De prime abord, la décision de la Cour peut paraître relativement sévère car la délivrance de l’AOT, nécessairement « précaire et révocable » (art. L. 2122-3 CGPPP) ne portait pas atteinte en elle-même à l’intégrité du domaine public. A la dissolution de l’association, l’administration disposait des moyens juridiques nécessaires pour protéger le domaine public : elle aurait pu exiger la démolition du mémorial, ce qui était politiquement très délicat, ou bien reprendre le monument sans indemnité et supporter alors les frais de son entretien. La Cour aurait donc pu très bien considérer qu’en ne s’opposant pas à l’existence du monument, la communauté urbaine en était devenue propriétaire.

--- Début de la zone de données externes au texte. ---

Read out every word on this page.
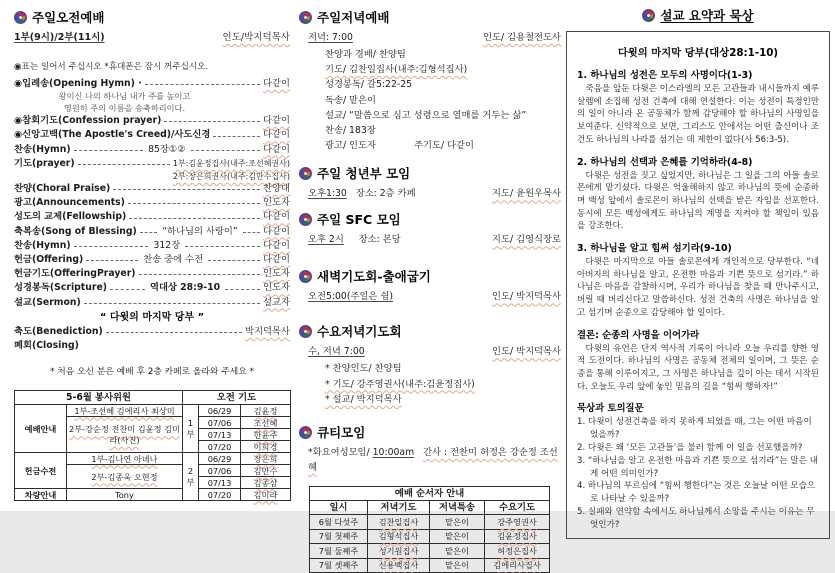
주일오전예배
1부(9시)/2부(11시)	인도/박지덕목사
◉표는 일어서 주십시오 *휴대폰은 잠시 꺼주십시오.
◉입례송(Opening Hymn) ·	다같이
왕이신 나의 하나님 내가 주를 높이고
영원히 주의 이름을 송축하리이다.
◉참회기도(Confession prayer)	다같이
◉신앙고백(The Apostle's Creed)/사도신경	다같이
찬송(Hymn)	85장①②	다같이
기도(prayer)	1부:김윤정집사(내주:조선혜권사)
2부:장은희권사(내주:김만수집사)
찬양(Choral Praise)	찬양대
광고(Announcements)	인도자
성도의 교제(Fellowship)	다같이
축복송(Song of Blessing)	“하나님의 사랑이”	다같이
찬송(Hymn)	312장	다같이
헌금(Offering)	찬송 중에 수전	다같이
헌금기도(OfferingPrayer)	인도자
성경봉독(Scripture)	역대상 28:9-10	인도자
설교(Sermon)	설교자
“ 다윗의 마지막 당부 ”
축도(Benediction)	박지덕목사
폐회(Closing)
* 처음 오신 분은 예배 후 2층 카페로 올라와 주세요 *
5-6월 봉사위원		오전 기도		
예배안내	1부-조선혜 김에리사 최상미	1부	06/29	김윤정
	2부-강순정 전찬미 김윤정 김미라(사진)		07/06	조선혜
			07/13	한윤주
			07/20	이희경
헌금수전	1부-김나연 아녜나	2부	06/29	장은희
	2부-김종욱 오현정		07/06	김만수
			07/13	김종삼
차량안내	Tony		07/20	김미라
주일저녁예배
저녁: 7:00	인도/ 김용철전도사
찬양과 경배/ 찬양팀
기도/ 김찬일집사(내주:김형석집사)
성경봉독/ 갈5:22-25
독송/ 맡은이
설교/ “말씀으로 심고 성령으로 열매를 거두는 삶”
찬송/ 183장
광고/ 인도자	주기도/ 다같이
주일 청년부 모임
오후1:30 장소: 2층 카페	지도/ 윤원우목사
주일 SFC 모임
오후 2시 장소: 본당	지도/ 김영식장로
새벽기도회-출애굽기
오전5:00(주일은 쉼)	인도/ 박지덕목사
수요저녁기도회
수, 저녁 7:00	인도/ 박지덕목사
* 찬양인도/ 찬양팀
* 기도/ 강주영권사(내주:김윤정집사)
* 설교/ 박지덕목사
큐티모임
*화요여성모임/ 10:00am 간사 : 전찬미 허정은 강순정 조선혜
예배 순서자 안내			
일시	저녁기도	저녁특송	수요기도
6월 다섯주	김찬일집사	맡은이	강주영권사
7월 첫째주	김형석집사	맡은이	김윤정집사
7월 둘째주	성기원집사	맡은이	허정은집사
7월 셋째주	신용백집사	맡은이	김에리사집사
설교 요약과 묵상
다윗의 마지막 당부(대상28:1-10)
1. 하나님의 성전은 모두의 사명이다(1-3)
죽음을 앞둔 다윗은 이스라엘의 모든 고관들과 내시들까지 예루살렘에 소집해 성전 건축에 대해 연설한다. 이는 성전이 특정인만의 일이 아니라 온 공동체가 함께 감당해야 할 하나님의 사명임을 보여준다. 신약적으로 보면, 그리스도 안에서는 어떤 출신이나 조건도 하나님의 나라를 섬기는 데 제한이 없다(사 56:3-5).
2. 하나님의 선택과 은혜를 기억하라(4-8)
다윗은 성전을 짓고 싶었지만, 하나님은 그 일을 그의 아들 솔로몬에게 맡기셨다. 다윗은 억울해하지 않고 하나님의 뜻에 순종하며 백성 앞에서 솔로몬이 하나님의 선택을 받은 자임을 선포한다. 동시에 모든 백성에게도 하나님의 계명을 지켜야 할 책임이 있음을 강조한다.
3. 하나님을 알고 힘써 섬기라(9-10)
다윗은 마지막으로 아들 솔로몬에게 개인적으로 당부한다. “네 아버지의 하나님을 알고, 온전한 마음과 기쁜 뜻으로 섬기라.” 하나님은 마음을 감찰하시며, 우리가 하나님을 찾을 때 만나주시고, 버릴 때 버리신다고 말씀하신다. 성전 건축의 사명은 하나님을 알고 섬기며 순종으로 감당해야 할 일이다.
결론: 순종의 사명을 이어가라
다윗의 유언은 단지 역사적 기록이 아니라 오늘 우리를 향한 영적 도전이다. 하나님의 사명은 공동체 전체의 일이며, 그 뜻은 순종을 통해 이루어지고, 그 사명은 하나님을 깊이 아는 데서 시작된다. 오늘도 우리 앞에 놓인 믿음의 길을 “힘써 행하자!”
묵상과 토의질문
1. 다윗이 성전건축을 하지 못하게 되었을 때, 그는 어떤 마음이었을까?
2. 다윗은 왜 ‘모든 고관들’을 불러 함께 이 일을 선포했을까?
3. “하나님을 알고 온전한 마음과 기쁜 뜻으로 섬기라”는 말은 내게 어떤 의미인가?
4. 하나님의 부르심에 “힘써 행한다”는 것은 오늘날 어떤 모습으로 나타날 수 있을까?
5. 실패와 연약함 속에서도 하나님께서 소망을 주시는 이유는 무엇인가?
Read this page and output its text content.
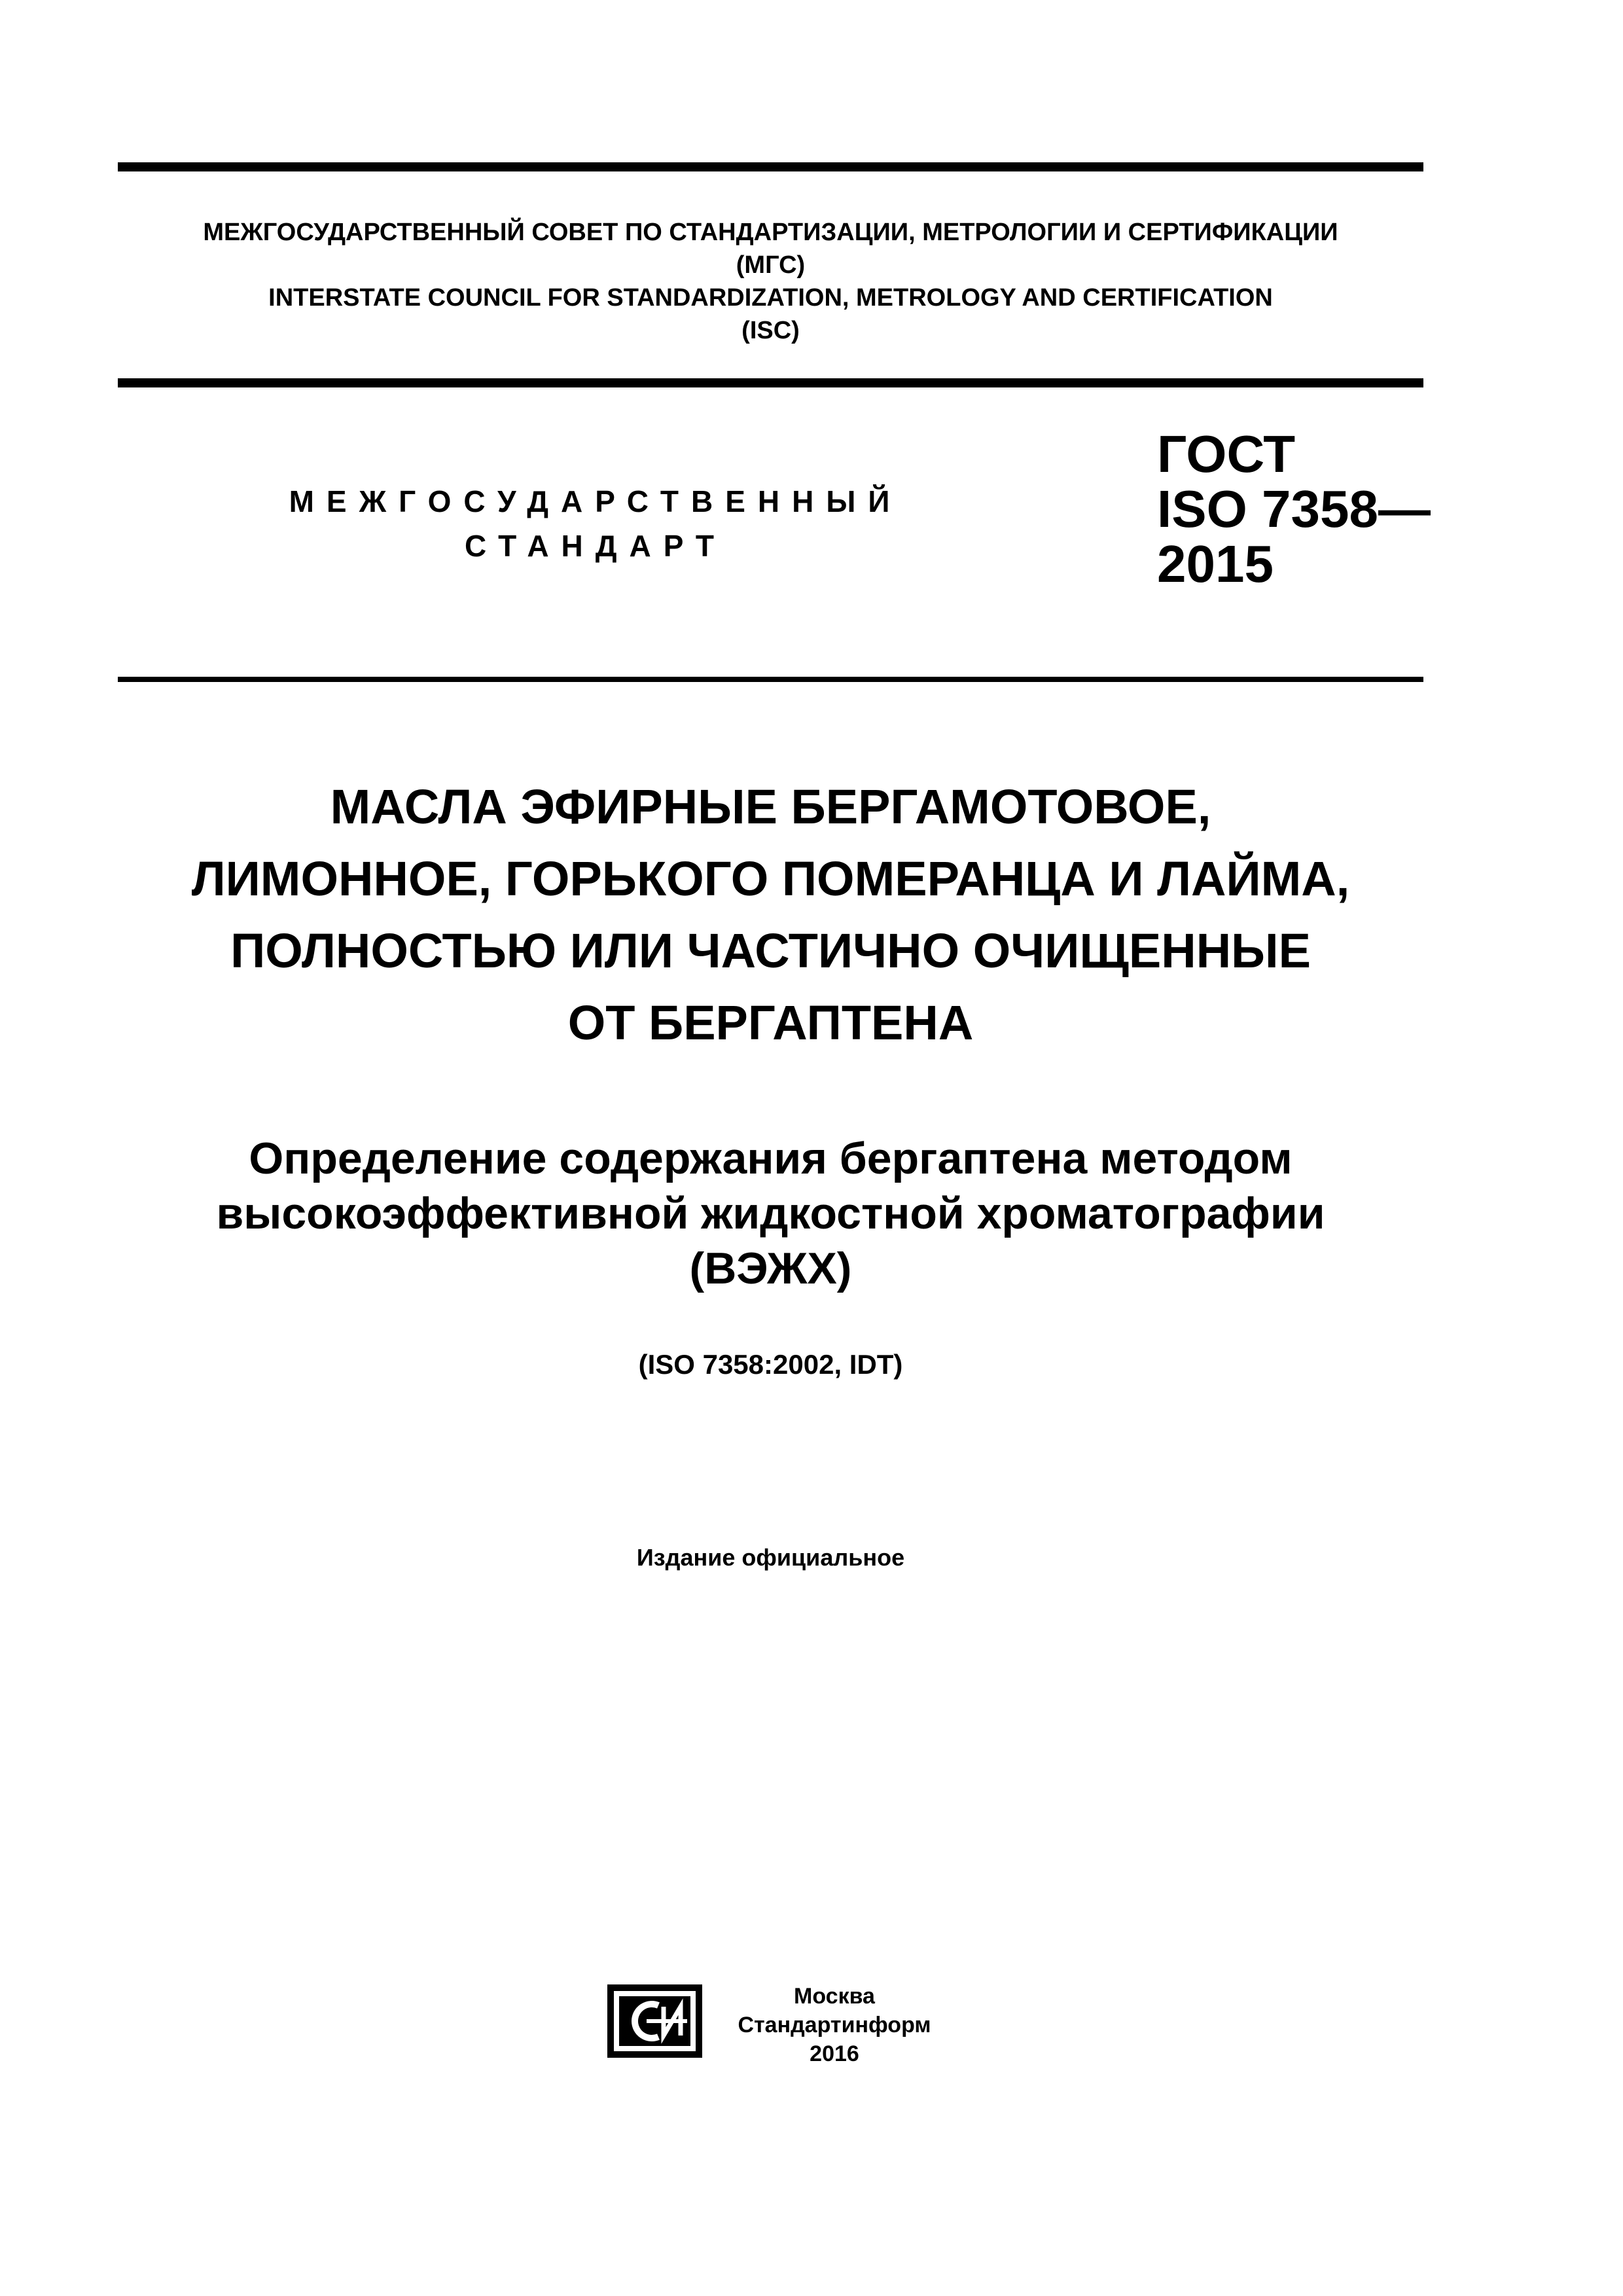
МЕЖГОСУДАРСТВЕННЫЙ СОВЕТ ПО СТАНДАРТИЗАЦИИ, МЕТРОЛОГИИ И СЕРТИФИКАЦИИ
(МГС)
INTERSTATE COUNCIL FOR STANDARDIZATION, METROLOGY AND CERTIFICATION
(ISC)
МЕЖГОСУДАРСТВЕННЫЙ
СТАНДАРТ
ГОСТ
ISO 7358—
2015
МАСЛА ЭФИРНЫЕ БЕРГАМОТОВОЕ,
ЛИМОННОЕ, ГОРЬКОГО ПОМЕРАНЦА И ЛАЙМА,
ПОЛНОСТЬЮ ИЛИ ЧАСТИЧНО ОЧИЩЕННЫЕ
ОТ БЕРГАПТЕНА
Определение содержания бергаптена методом
высокоэффективной жидкостной хроматографии
(ВЭЖХ)
(ISO 7358:2002, IDT)
Издание официальное
Москва
Стандартинформ
2016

En réalité, l’annulation de l’autorisation d’occupation du domaine public, telle qu’elle est motivée par les juges d’appel, revient à considérer la communauté urbaine propriétaire du monument, par voie d’accession (art. 552 Code civil) : déjà propriétaire de la place, elle possède aussi ce qui est situé dessus. L’essentiel est que la Cour n’a pas été jusqu’à considérer que le mémorial, par ses dimensions et son aspect esthétique, n’était pas compatible avec l’affectation à l’utilité publique de la place Antonin Poncet. Elle refuserait donc très probablement d’enjoindre sa démolition, si des requérants venaient à le lui demander.

Ainsi l’arrêt rendu le 28 décembre 2010 ne fragilise-t-il pas réellement l’existence du monument.